Company website: www.scinai.com
Company Contacts
Investor Relations - Allele Capital Partners | +1 978 857 5075 | aeriksen@allelecapital.com
Business Development | +972 8 930 2529 | bd@scinai.com
Forward-Looking Statements
This press release contains forward-looking
statements within the meaning of the U.S. Private Securities Litigation Reform Act of 1995 and other applicable securities laws. Forward-looking
statements include, among other things, statements regarding the planned submission and anticipated review timeline of the revised FENG
grant application; the potential award, amount and non-dilutive nature of funding under the European Funds for the Modern Economy (FENG)
SMART Path program; the Company’s ability to satisfy the conditions for and exercise its option to acquire PinCell S.r.l.; the expected
scope, timing and outcomes of the PC111 development program, including completion of early clinical studies and generation of translational
evidence; the potential eligibility of PC111 for accelerated regulatory pathways; and the Company’s strategic and capital allocation
plans. Words such as “expects,” “intends,” “plans,” “believes,” “may,” “will,”

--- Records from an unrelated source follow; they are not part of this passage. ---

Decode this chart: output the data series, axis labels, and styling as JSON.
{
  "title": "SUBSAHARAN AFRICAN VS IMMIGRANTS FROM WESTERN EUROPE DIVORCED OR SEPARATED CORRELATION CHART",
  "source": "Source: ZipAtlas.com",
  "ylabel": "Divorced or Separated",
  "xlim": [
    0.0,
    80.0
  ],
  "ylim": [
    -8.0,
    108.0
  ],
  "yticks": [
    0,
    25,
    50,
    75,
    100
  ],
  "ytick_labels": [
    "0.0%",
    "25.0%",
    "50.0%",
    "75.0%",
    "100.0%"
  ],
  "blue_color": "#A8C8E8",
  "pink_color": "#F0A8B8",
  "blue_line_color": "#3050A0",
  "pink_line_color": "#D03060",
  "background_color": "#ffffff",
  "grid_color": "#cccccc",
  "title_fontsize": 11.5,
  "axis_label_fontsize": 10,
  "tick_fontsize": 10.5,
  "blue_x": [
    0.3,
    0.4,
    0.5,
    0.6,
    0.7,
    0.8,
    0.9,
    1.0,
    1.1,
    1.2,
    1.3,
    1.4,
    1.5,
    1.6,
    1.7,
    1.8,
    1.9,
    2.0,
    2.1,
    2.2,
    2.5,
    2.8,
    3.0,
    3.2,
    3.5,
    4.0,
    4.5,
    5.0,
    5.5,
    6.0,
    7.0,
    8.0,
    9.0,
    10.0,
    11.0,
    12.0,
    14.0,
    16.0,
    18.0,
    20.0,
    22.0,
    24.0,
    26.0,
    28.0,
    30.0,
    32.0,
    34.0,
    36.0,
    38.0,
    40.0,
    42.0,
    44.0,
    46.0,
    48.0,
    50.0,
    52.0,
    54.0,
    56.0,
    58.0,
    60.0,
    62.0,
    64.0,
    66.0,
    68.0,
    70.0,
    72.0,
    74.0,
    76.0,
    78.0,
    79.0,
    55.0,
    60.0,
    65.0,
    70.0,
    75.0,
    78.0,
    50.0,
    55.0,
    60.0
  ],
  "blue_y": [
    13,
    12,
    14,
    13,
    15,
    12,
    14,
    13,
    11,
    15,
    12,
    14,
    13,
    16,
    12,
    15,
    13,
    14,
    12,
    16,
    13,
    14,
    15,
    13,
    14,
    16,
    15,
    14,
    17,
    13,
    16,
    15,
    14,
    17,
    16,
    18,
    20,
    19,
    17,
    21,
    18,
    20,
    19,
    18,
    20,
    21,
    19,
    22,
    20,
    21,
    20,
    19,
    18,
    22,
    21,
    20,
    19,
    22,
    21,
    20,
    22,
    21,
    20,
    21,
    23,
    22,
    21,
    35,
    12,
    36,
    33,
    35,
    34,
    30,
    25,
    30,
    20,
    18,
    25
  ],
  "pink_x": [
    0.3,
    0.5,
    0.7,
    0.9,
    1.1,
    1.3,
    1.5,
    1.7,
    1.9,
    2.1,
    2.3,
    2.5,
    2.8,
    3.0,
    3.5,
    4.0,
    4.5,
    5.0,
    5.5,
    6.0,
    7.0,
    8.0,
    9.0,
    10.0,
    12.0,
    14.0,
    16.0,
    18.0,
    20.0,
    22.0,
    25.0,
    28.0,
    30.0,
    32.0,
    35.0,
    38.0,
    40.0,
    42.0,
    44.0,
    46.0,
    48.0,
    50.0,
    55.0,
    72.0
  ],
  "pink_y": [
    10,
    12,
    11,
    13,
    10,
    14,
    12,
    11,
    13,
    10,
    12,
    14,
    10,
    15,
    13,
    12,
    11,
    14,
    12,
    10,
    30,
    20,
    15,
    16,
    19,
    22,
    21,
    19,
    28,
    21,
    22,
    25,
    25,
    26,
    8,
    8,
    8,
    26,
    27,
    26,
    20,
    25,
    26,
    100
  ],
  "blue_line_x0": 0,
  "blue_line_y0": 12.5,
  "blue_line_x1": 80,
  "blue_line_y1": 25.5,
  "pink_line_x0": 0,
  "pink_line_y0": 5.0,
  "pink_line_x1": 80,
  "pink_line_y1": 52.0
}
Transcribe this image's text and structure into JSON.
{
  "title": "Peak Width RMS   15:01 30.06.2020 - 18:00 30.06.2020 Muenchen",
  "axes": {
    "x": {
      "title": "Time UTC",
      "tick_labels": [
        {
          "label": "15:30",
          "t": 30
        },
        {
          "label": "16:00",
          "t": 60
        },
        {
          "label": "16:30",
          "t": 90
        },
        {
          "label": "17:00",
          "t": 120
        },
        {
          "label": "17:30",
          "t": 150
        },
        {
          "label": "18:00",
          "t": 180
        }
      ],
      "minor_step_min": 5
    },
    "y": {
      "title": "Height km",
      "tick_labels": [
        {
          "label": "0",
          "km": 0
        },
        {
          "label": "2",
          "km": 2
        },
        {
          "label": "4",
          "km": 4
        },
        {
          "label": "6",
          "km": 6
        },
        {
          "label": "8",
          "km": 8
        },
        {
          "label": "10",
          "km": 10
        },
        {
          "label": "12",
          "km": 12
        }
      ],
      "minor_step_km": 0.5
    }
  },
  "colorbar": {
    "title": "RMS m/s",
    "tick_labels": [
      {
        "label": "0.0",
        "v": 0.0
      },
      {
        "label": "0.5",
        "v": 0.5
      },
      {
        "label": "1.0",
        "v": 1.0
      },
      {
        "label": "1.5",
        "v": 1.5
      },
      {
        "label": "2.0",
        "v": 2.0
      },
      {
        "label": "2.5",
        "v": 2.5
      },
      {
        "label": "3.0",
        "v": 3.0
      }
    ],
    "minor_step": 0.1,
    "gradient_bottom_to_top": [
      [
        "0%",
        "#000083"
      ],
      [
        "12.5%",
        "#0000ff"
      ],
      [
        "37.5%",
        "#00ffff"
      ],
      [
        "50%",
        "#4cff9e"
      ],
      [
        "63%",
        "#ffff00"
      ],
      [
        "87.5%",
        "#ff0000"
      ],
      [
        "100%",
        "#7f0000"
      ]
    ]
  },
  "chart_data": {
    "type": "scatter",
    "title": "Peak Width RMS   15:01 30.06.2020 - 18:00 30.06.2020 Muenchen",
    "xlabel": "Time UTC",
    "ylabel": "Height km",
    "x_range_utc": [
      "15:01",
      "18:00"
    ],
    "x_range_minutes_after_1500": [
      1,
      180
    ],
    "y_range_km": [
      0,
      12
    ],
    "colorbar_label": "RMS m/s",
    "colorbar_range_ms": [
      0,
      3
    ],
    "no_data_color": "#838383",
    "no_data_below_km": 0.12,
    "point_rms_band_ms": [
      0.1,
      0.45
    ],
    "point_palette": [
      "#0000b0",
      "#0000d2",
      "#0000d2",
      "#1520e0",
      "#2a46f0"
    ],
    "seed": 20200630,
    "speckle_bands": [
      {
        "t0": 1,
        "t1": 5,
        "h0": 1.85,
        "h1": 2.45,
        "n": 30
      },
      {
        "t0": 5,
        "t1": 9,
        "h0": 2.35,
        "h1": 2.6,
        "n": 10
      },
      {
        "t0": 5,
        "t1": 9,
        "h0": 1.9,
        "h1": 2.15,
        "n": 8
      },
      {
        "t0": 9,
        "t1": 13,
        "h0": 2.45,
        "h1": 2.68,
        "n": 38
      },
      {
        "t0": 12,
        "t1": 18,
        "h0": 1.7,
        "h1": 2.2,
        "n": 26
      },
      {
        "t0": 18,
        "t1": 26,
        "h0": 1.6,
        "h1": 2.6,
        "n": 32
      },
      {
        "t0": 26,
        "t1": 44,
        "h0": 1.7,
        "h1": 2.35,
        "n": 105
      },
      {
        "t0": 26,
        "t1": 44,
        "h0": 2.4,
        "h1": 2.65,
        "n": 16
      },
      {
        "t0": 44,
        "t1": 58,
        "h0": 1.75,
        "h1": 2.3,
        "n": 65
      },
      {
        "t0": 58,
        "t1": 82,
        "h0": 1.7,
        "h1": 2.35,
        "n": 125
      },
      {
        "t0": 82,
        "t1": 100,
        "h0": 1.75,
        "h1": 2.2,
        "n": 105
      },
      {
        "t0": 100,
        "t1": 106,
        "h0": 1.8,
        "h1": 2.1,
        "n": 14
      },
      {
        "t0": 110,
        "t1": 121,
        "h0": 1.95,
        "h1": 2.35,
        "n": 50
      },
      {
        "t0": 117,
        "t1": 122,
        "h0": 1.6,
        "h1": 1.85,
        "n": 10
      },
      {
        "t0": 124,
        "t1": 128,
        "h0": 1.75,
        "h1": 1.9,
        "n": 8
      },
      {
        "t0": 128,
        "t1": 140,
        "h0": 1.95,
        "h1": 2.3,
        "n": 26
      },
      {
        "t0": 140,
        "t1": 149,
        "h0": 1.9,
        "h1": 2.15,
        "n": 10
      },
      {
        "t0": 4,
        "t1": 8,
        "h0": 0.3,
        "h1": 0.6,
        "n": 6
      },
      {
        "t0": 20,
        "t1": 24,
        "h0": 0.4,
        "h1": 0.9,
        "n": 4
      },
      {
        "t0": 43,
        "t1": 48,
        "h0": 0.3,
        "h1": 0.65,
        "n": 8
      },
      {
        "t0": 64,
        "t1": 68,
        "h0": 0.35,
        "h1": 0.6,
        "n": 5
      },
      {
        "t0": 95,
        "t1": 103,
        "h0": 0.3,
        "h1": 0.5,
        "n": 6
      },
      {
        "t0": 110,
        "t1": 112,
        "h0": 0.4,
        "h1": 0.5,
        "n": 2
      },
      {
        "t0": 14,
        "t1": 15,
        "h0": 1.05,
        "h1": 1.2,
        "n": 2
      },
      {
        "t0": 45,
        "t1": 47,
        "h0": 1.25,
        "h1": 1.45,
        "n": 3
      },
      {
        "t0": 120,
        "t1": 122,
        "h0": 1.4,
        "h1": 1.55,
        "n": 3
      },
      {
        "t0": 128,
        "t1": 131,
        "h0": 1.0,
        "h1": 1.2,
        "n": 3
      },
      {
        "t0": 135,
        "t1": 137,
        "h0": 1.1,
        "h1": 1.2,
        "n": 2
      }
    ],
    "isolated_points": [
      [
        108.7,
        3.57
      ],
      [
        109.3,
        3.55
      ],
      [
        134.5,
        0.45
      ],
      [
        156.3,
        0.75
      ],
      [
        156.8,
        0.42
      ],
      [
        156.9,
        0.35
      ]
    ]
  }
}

“anticipates,” “estimates,” “targets,” and similar expressions are intended to identify forward-looking
statements.
These statements are based on current expectations
and assumptions and are subject to a number of risks, uncertainties and other factors that could cause actual results to differ materially
from those expressed or implied by such forward-looking statements. These risks and uncertainties include, without limitation: the risk
that the FENG grant application is not approved, is approved in a lower amount than anticipated, or is subject to conditions that delay,
limit or prevent access to funding; delays in grant review or disbursement timelines; the Company’s ability to secure alternative
financing required under the option agreement if grant funding is not obtained; the risk that the Company does not satisfy the conditions
for, or otherwise does not, exercise the option to acquire PinCell; risks inherent in preclinical and clinical development, including
delays in or unsuccessful results from studies of PC111; regulatory risks, including the risk that accelerated or other expedited pathways
may not be available; risks relating to intellectual property protection; the Company’s ability to maintain compliance with Nasdaq
continued listing requirements; risks associated with the Company’s need for additional capital; and general market and economic
conditions.
More detailed information regarding these and
other risks and uncertainties is included under the heading “Risk Factors” in the Company’s Annual Report on Form 20-F
filed with the U.S. Securities and Exchange Commission on May 7, 2025, and in the Company’s subsequent filings with the SEC.
Forward-looking statements speak only as of
the date of this press release. Except as required by applicable law, the Company undertakes no obligation to update or revise any forward-looking
statements to reflect new information, future events, or otherwise.